2023-03-26

Why every Software Engineer should do CCNA

There was a guy named Dave. He was a brilliant engineer and had a reputation for being an expert in manufacturing machinary. His colleagues often came to him for solutions on difficult problems.

One day, there was a major malfunction in the manufacturing plant. The plant was down for a few hours, and the company was losing a lot of money. Dave was called in to fix the problem. He took a look at the problem, found root cause within an hour, and fixed the problem. The plant was back up and running in no time.

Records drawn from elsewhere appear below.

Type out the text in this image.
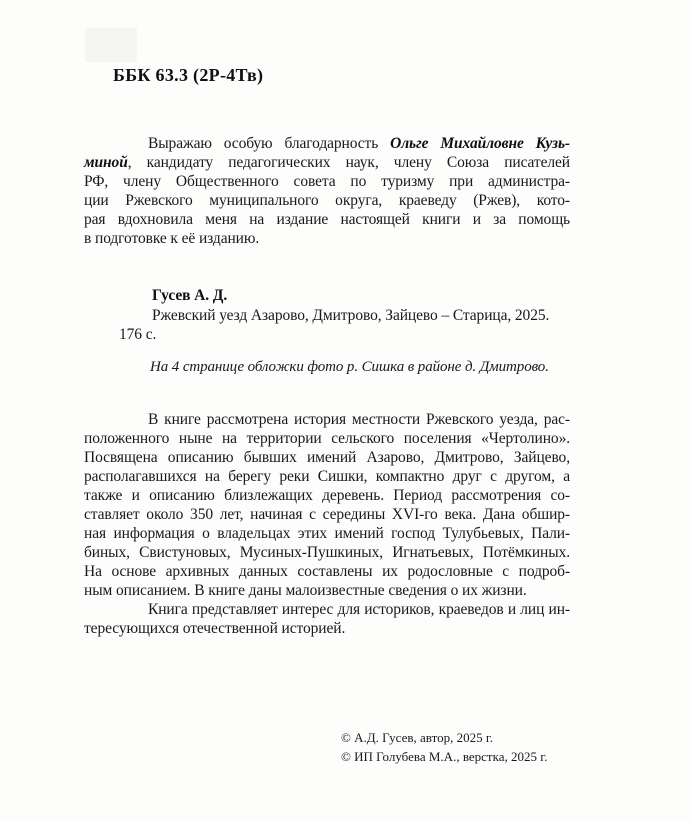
ББК 63.3 (2Р-4Тв)
Выражаю особую благодарность Ольге Михайловне Кузь-
миной, кандидату педагогических наук, члену Союза писателей
РФ, члену Общественного совета по туризму при администра-
ции Ржевского муниципального округа, краеведу (Ржев), кото-
рая вдохновила меня на издание настоящей книги и за помощь
в подготовке к её изданию.
Гусев А. Д.
Ржевский уезд Азарово, Дмитрово, Зайцево – Старица, 2025.
176 с.
На 4 странице обложки фото р. Сишка в районе д. Дмитрово.
В книге рассмотрена история местности Ржевского уезда, рас-
положенного ныне на территории сельского поселения «Чертолино».
Посвящена описанию бывших имений Азарово, Дмитрово, Зайцево,
располагавшихся на берегу реки Сишки, компактно друг с другом, а
также и описанию близлежащих деревень. Период рассмотрения со-
ставляет около 350 лет, начиная с середины XVI-го века. Дана обшир-
ная информация о владельцах этих имений господ Тулубьевых, Пали-
биных, Свистуновых, Мусиных-Пушкиных, Игнатьевых, Потёмкиных.
На основе архивных данных составлены их родословные с подроб-
ным описанием. В книге даны малоизвестные сведения о их жизни.
Книга представляет интерес для историков, краеведов и лиц ин-
тересующихся отечественной историей.
© А.Д. Гусев, автор, 2025 г.
© ИП Голубева М.А., верстка, 2025 г.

In the past, I have worked on several different interesting projects. Ranging from local grocery delivery, to helping people setup their own portfolio site within a few clicks. One thing that was common in all of these projects was they were hosted on a server, and hence could be categorized as "Web Applications".

This is why I thought to myself, "Huh, I should learn how the web works". I bought a neat book called Computer Networking - Top-Down Approach, and started reading it. I was amazed at how much I didn't know about the way day-to-day devices work. This is the reason why I turned to CCNA as well.

This also helped me understand the concepts used in daily operations such as Distributed Load Balancing, DNS, Subnets, CIDR blocks, and more. Knowing how the packets are transferred over the network, and what particular layers are in your control, and how the whole HTTP lifecycle works has helped me immensely.

Most of the Software Engineers in the current day deal with the web applications in some manner. Sometimes it is just a regular CRUD application, and sometimes it is a microservice that is part of a larger system. But most of them ignore the very basis of all this - the internet. How and why it works the way it does can help you become more like Dave.

IMO, go over to YouTube and check out NetworkChuck's Playlist on Free CCNA, download the Cisco Packet Tracer, and start tinkering around now.